Sunday, January 13, 2013

Google v Samsung: who will win this battle of the handsets?


As Samsung dominates the Android market, one has to wonder, who controls whom? Is Google really in charge, or is Samsung so strong it can now rule the Android game?

This morning's thoughts are harder to focus than usual: I'm sitting across the street from Sciences Po – the Paris Institute of Political Studies – one of France's elite graduate schools. As hundreds of students gather at the door, smoking (and littering the pavement with very Parisian hauteur), I'm dismayed by the thought that many of these smart, eagerly alive young people will die from lung cancer. Sombre thoughts made more acute by the loss of a dear friend two days ago to that very illness – the third smoking-induced death of a close relation in a matter of months. This from a legal drug that's much more dangerous than some that can land you in jail …
Back to less morbid topics: like so many other high tech observers, the impending CES (Consumer Electronics Show) in Las Vegas has prompted me to take a guess at what – or who – will turn out to be 2103's most important development. One name that isn't on the list: Microsoft.
CES isn't just an endless series of booths manned by barkers and BS artists where companies peddle their latest vacuum tube audio gear and touchscreen laptops, it's also the venue for a conference with a series of keynote speeches. During the Golden Age of the PC, Bill Gates was the obligatory headliner on the eve of the trade show.
Gates's keynote was an opportunity for the head of the world's most important software company to describe (and prescribe) the future according to Microsoft.
When he ceded the CEO title, Gates also passed the keynote baton to Steve Ballmer who continued the propaganda, although with progressively diminishing success.

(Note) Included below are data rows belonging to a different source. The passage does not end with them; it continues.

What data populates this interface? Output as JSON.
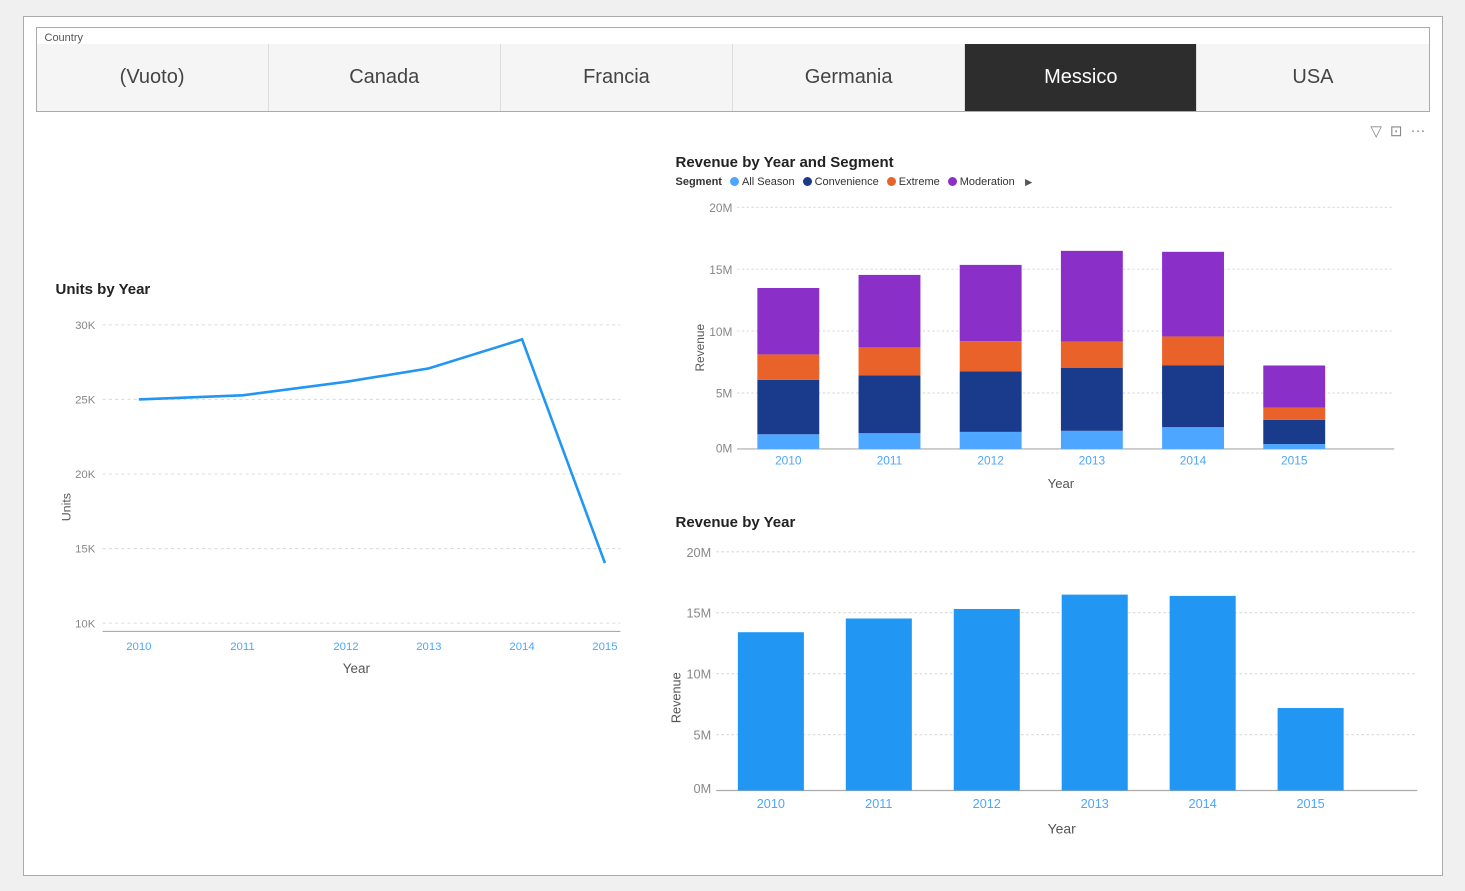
{
  "country_slicer": {
    "label": "Country",
    "tabs": [
      {
        "id": "vuoto",
        "label": "(Vuoto)",
        "active": false
      },
      {
        "id": "canada",
        "label": "Canada",
        "active": false
      },
      {
        "id": "francia",
        "label": "Francia",
        "active": false
      },
      {
        "id": "germania",
        "label": "Germania",
        "active": false
      },
      {
        "id": "messico",
        "label": "Messico",
        "active": true
      },
      {
        "id": "usa",
        "label": "USA",
        "active": false
      }
    ]
  },
  "toolbar": {
    "filter_icon": "▽",
    "expand_icon": "⊡",
    "more_icon": "···"
  },
  "revenue_by_year_segment": {
    "title": "Revenue by Year and Segment",
    "legend_label": "Segment",
    "legend_items": [
      {
        "label": "All Season",
        "color": "#4da6ff"
      },
      {
        "label": "Convenience",
        "color": "#1a3a8c"
      },
      {
        "label": "Extreme",
        "color": "#e8622a"
      },
      {
        "label": "Moderation",
        "color": "#8b2fc9"
      }
    ],
    "y_labels": [
      "20M",
      "15M",
      "10M",
      "5M",
      "0M"
    ],
    "x_labels": [
      "2010",
      "2011",
      "2012",
      "2013",
      "2014",
      "2015"
    ],
    "x_axis_label": "Year",
    "y_axis_label": "Revenue",
    "bars": [
      {
        "year": "2010",
        "allSeason": 1.2,
        "convenience": 4.5,
        "extreme": 2.1,
        "moderation": 5.5
      },
      {
        "year": "2011",
        "allSeason": 1.3,
        "convenience": 4.8,
        "extreme": 2.3,
        "moderation": 6.0
      },
      {
        "year": "2012",
        "allSeason": 1.4,
        "convenience": 5.0,
        "extreme": 2.5,
        "moderation": 6.3
      },
      {
        "year": "2013",
        "allSeason": 1.5,
        "convenience": 5.2,
        "extreme": 2.2,
        "moderation": 7.5
      },
      {
        "year": "2014",
        "allSeason": 1.8,
        "convenience": 5.1,
        "extreme": 2.4,
        "moderation": 7.0
      },
      {
        "year": "2015",
        "allSeason": 0.4,
        "convenience": 2.0,
        "extreme": 1.0,
        "moderation": 3.5
      }
    ]
  },
  "revenue_by_year": {
    "title": "Revenue by Year",
    "y_labels": [
      "20M",
      "15M",
      "10M",
      "5M",
      "0M"
    ],
    "x_labels": [
      "2010",
      "2011",
      "2012",
      "2013",
      "2014",
      "2015"
    ],
    "x_axis_label": "Year",
    "y_axis_label": "Revenue",
    "bars": [
      {
        "year": "2010",
        "value": 13.3
      },
      {
        "year": "2011",
        "value": 14.4
      },
      {
        "year": "2012",
        "value": 15.2
      },
      {
        "year": "2013",
        "value": 16.4
      },
      {
        "year": "2014",
        "value": 16.3
      },
      {
        "year": "2015",
        "value": 6.9
      }
    ],
    "bar_color": "#2196f3"
  },
  "units_by_year": {
    "title": "Units by Year",
    "y_labels": [
      "30K",
      "25K",
      "20K",
      "15K",
      "10K"
    ],
    "x_labels": [
      "2010",
      "2011",
      "2012",
      "2013",
      "2014",
      "2015"
    ],
    "x_axis_label": "Year",
    "y_axis_label": "Units",
    "line_color": "#2196f3",
    "points": [
      {
        "year": "2010",
        "value": 25000
      },
      {
        "year": "2011",
        "value": 25300
      },
      {
        "year": "2012",
        "value": 26200
      },
      {
        "year": "2013",
        "value": 27100
      },
      {
        "year": "2014",
        "value": 29000
      },
      {
        "year": "2015",
        "value": 14000
      }
    ]
  }
}
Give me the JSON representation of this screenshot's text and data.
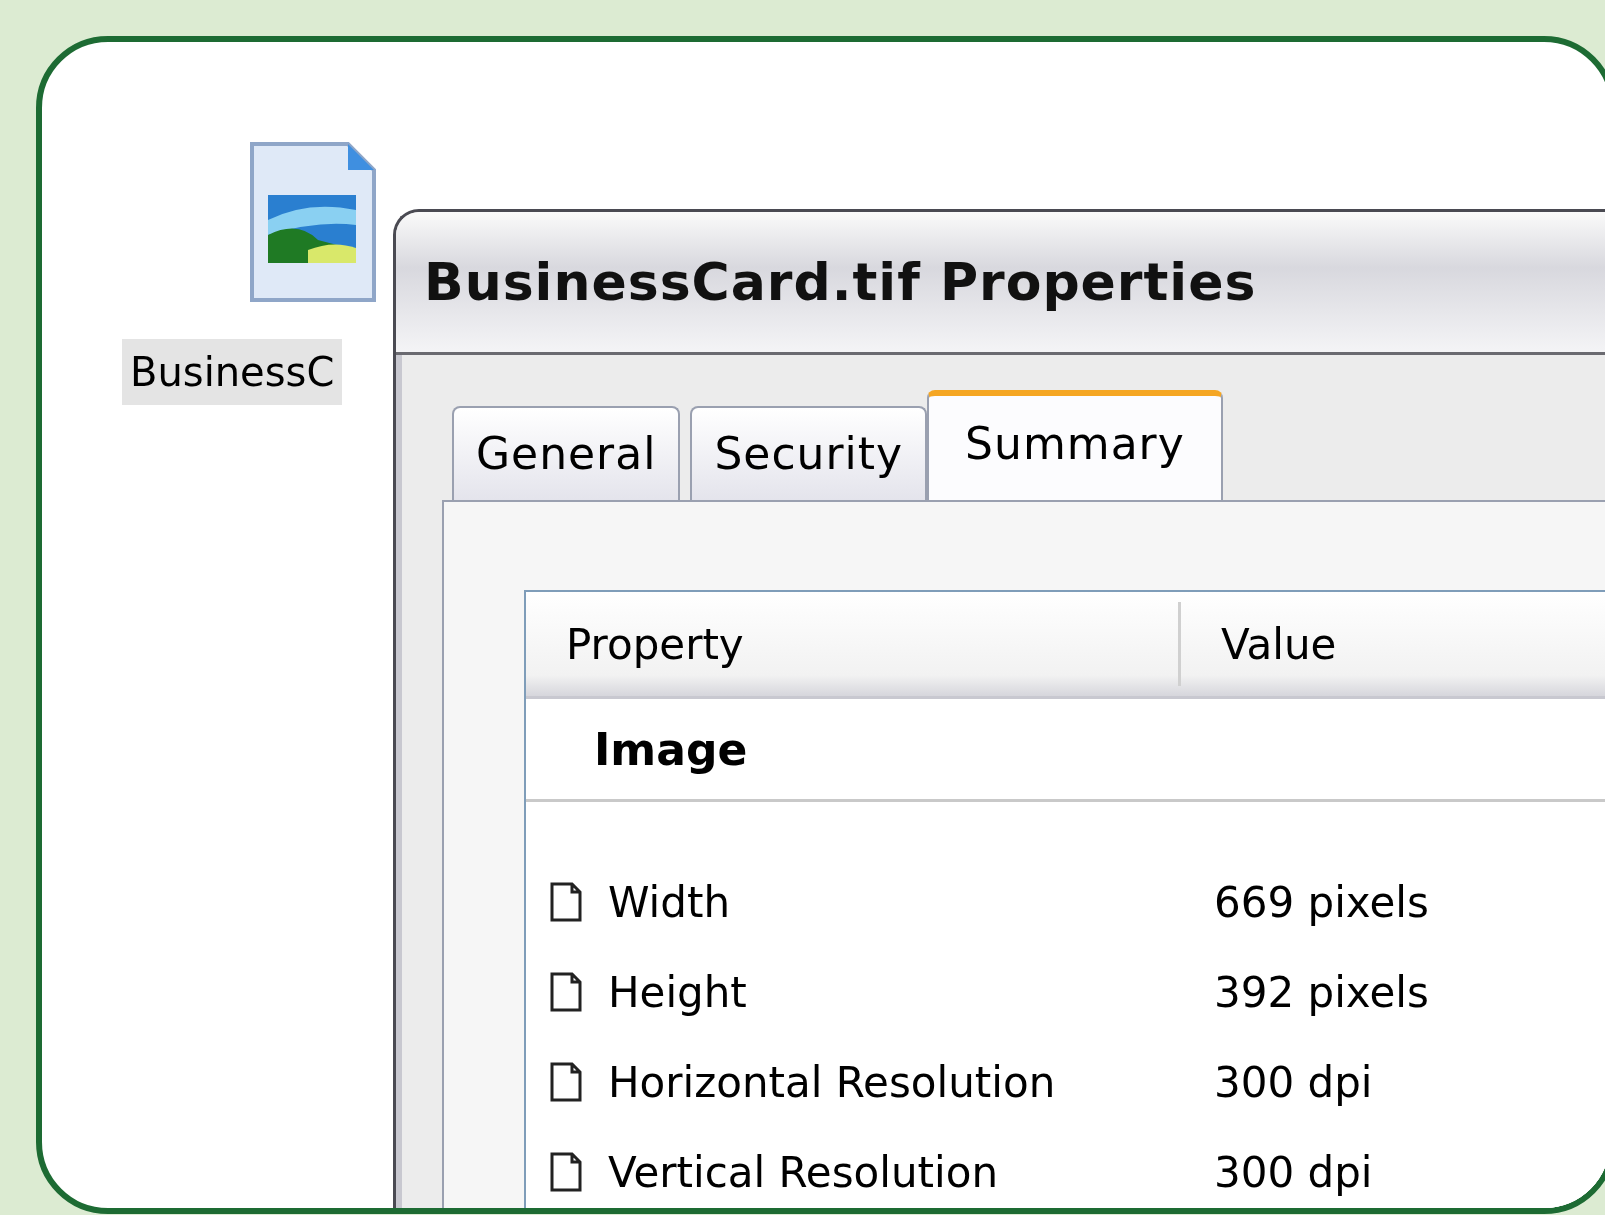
{
  "desktop_icon": {
    "label": "BusinessC"
  },
  "window": {
    "title": "BusinessCard.tif Properties"
  },
  "tabs": [
    {
      "label": "General",
      "selected": false
    },
    {
      "label": "Security",
      "selected": false
    },
    {
      "label": "Summary",
      "selected": true
    }
  ],
  "table": {
    "columns": [
      "Property",
      "Value"
    ],
    "groups": [
      {
        "name": "Image",
        "rows": [
          {
            "property": "Width",
            "value": "669 pixels"
          },
          {
            "property": "Height",
            "value": "392 pixels"
          },
          {
            "property": "Horizontal Resolution",
            "value": "300 dpi"
          },
          {
            "property": "Vertical Resolution",
            "value": "300 dpi"
          }
        ]
      }
    ]
  }
}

Last year's keynote was widely trashed by the press (see here, here or here)
"Microsoft CEO crashes and burns in final CES keynote."
"At CES, Microsoft's Steve Ballmer Strains For Relevance"

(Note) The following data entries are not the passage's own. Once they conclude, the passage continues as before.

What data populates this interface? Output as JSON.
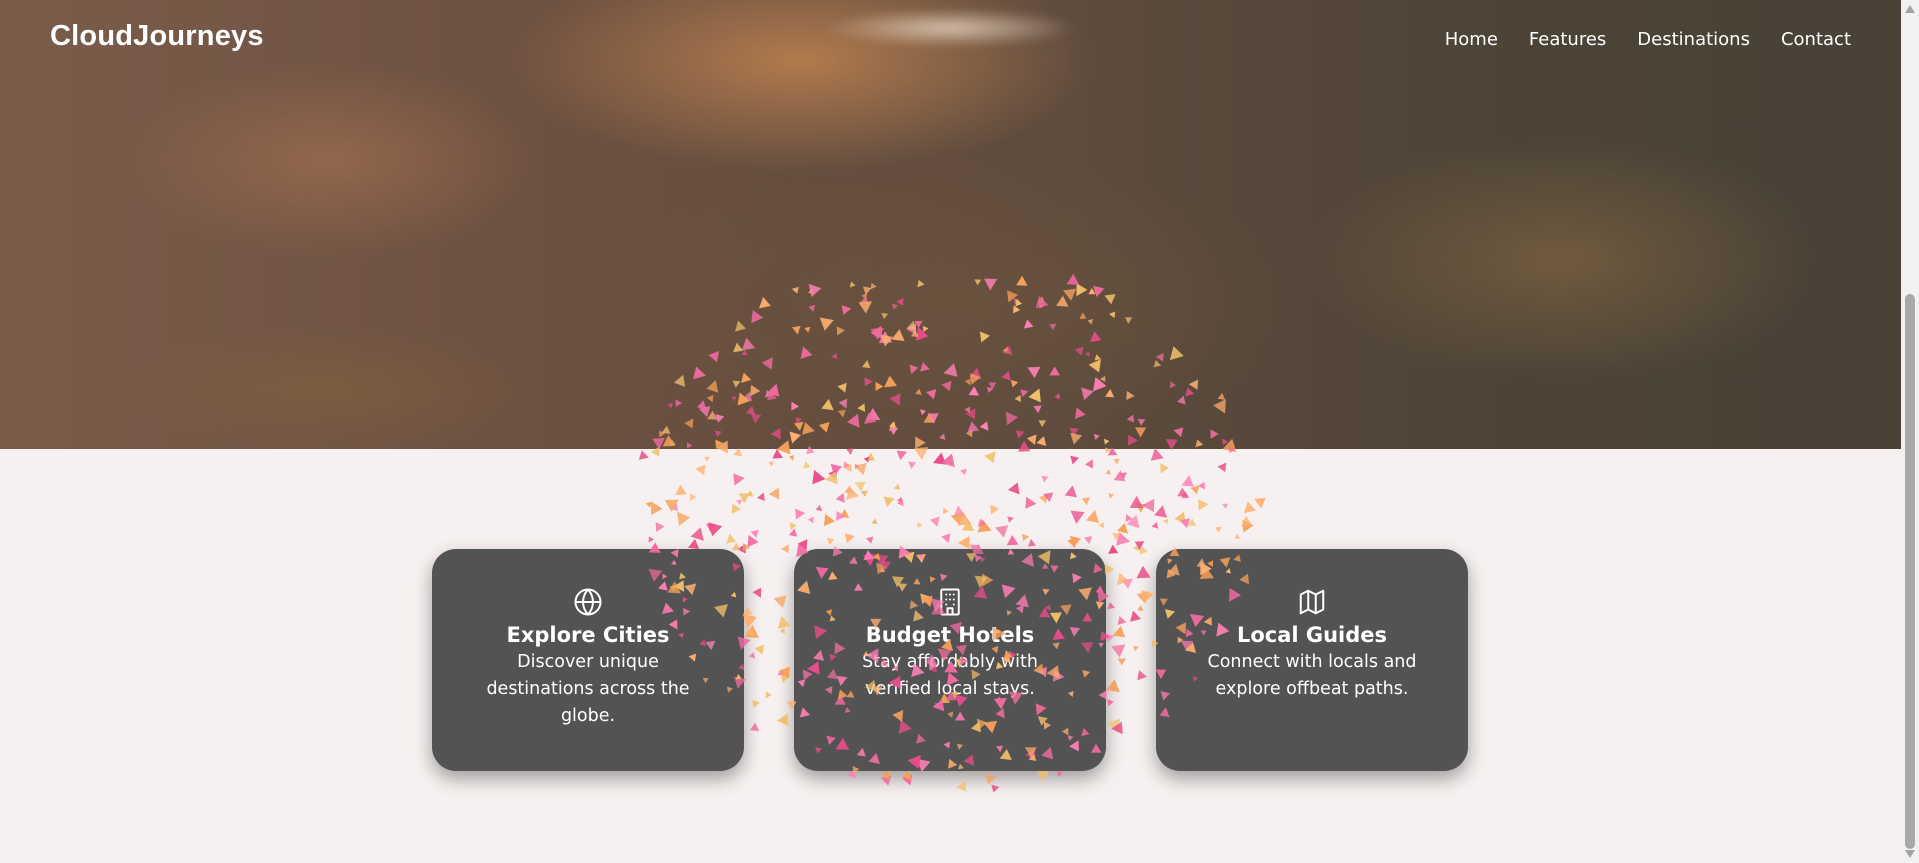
{
  "header": {
    "logo": "CloudJourneys",
    "nav": [
      "Home",
      "Features",
      "Destinations",
      "Contact"
    ]
  },
  "cards": [
    {
      "icon": "globe-icon",
      "title": "Explore Cities",
      "text": "Discover unique destinations across the globe."
    },
    {
      "icon": "hotel-icon",
      "title": "Budget Hotels",
      "text": "Stay affordably with verified local stays."
    },
    {
      "icon": "map-icon",
      "title": "Local Guides",
      "text": "Connect with locals and explore offbeat paths."
    }
  ],
  "colors": {
    "card_background": "#535353",
    "page_background": "#f6f1f0",
    "confetti": [
      "#f06aa0",
      "#f5a05a",
      "#e84d8a",
      "#ffb070",
      "#ff7fb6",
      "#f2c06a"
    ]
  }
}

There will be no keynote address from Ballmer or any other Microsoft representative at this year's CES.
The baton has indeed been passed, but to whom?
The ascendancy will be decided in a fight between Google and Samsung – and that could turn out to be the most important 2013 development.
Samsung is, by far, the biggest promoter and the best advertisement for the Android platform. Not only does the Korean giant dominate the Android market in unit volume – about half if we believe the company's necessarily imprecise numbers – it also sets the standard for quality with handsets such as the Galaxy S III. And when you consider the huge amount of money Samsung has spent promoting their devices (about $13bn – see Horace Dediu's chart, below, from yet another of illuminating posts, The Cost of Selling Galaxies), you would think that the two companies would be close allies.